Probably those breakcore tunes from R2R when I was installing stuff to my PC for the first time to make hip-hop beats. I hadn’t heard anything like that before and wasn’t confident enough to write something very complex like that, but I loved those crazy rhythms. Skip forward to 2019, that’s when G Jones and EPROM released their massive tune “Daemon Veil.” I was so inspired that I switched to Ableton from Logic and started brainstorming for my own drum & bass project around that tune. They’ve always had a huge impact on my music, even if they aren’t particularly drum & bass guys.

How does the Burmese audience respond to drum & bass?

It’s too fast! (haha) During my first show as RLU, people either left or lingered outside the venue because they weren’t familiar with any of the stuff I was playing, but I don’t blame them. Most Southeast Asian countries have traditionally favoured 4/4 beats, so I already knew I had to be patient and come up with ways to educate the crowd. Now almost every DJ here includes a few drum & bass tracks in their sets. Mostly main-room & jump-up but hey, still a win.

What are your favorite aspects of the drum and bass scene in Myanmar?

We’re still a very niche community, but the energy is unmatched compared to most of the shows we have here where people just want to listen to tunes they already know. I feel like our drum & bass community, especially teenagers, is the most receptive to new rhythms and sounds. You can play crazy tunes they’ve never heard of, and they still go hard! My headline show in Mandalay last week was proof of that.

Are there any collaborations with other artists, either locally or internationally, that you’re particularly proud of?

My latest release with BERY & WNDRLND! It’s a remix for Machinedrum & Holly’s track “Novaform” which the man Machinedrum himself blasted out during NYE weekend. (Thank you, Travis!) Additionally, I’ve written a few demos with producers from the UK, Germany & Netherlands, hopefully some will get to see daylight this year.

How do you see the future of drum and bass in Myanmar?

I’ve seen a lot of young Burmese producers getting into drum & bass now, and they are the future!

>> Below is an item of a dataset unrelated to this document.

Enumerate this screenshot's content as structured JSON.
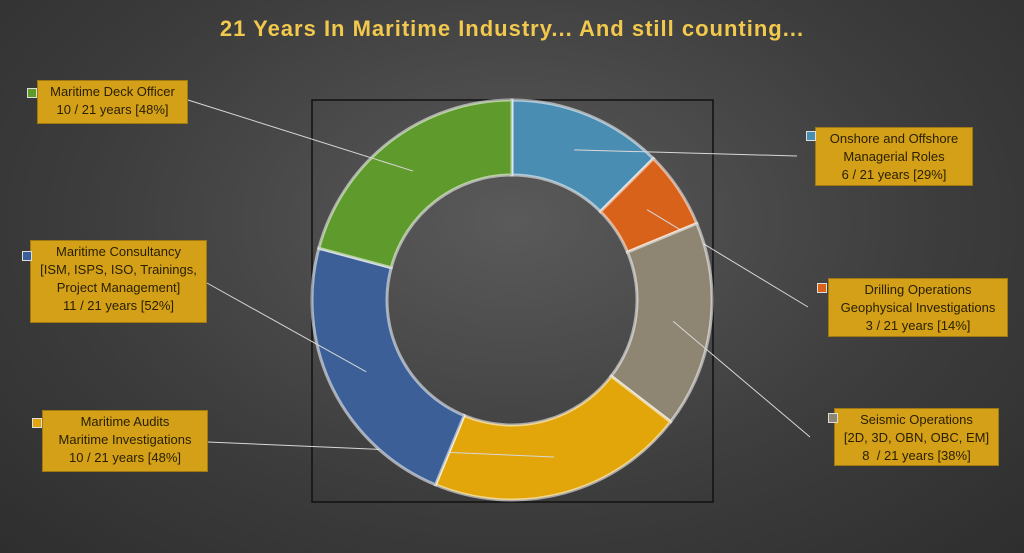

I’ve been helping a few of them finish their tunes either by co-producing, mix/mastering, or consulting. My favorites have to be BERY, LOSTFIRE, STV3N & JACKPØT. These guys have serious potential!

Can you share any upcoming projects or releases that your fans can look forward to?

A follow-up original with BERY & WNDRLND, a solo EP, and some dubs now and then, and I’m currently writing a collaborative EP with Nautika, who is this really talented producer from Bristol, to pitch to some of our dream labels.

Finally, what legacy do you hope to leave behind in the Burmese music scene, particularly within the realm of drum and bass?

I’ve taken on the task of mentoring the next generations via Gawli Academy and have been scouting for young artists, who can actually produce, for a Burmese drum & bass collective. I would love to start a label at some point as well.

During the interview, we sought to delve into the depths of Radiant Light Unit’s career and artistic vision.

His responses revealed a fascinating perspective on the Burmese music scene and its evolution in the realm of electronic music.

It’s clear that Radiant Light Unit is more than just a DJ – he is a musical pioneer with insights into the future of drum and bass in Myanmar.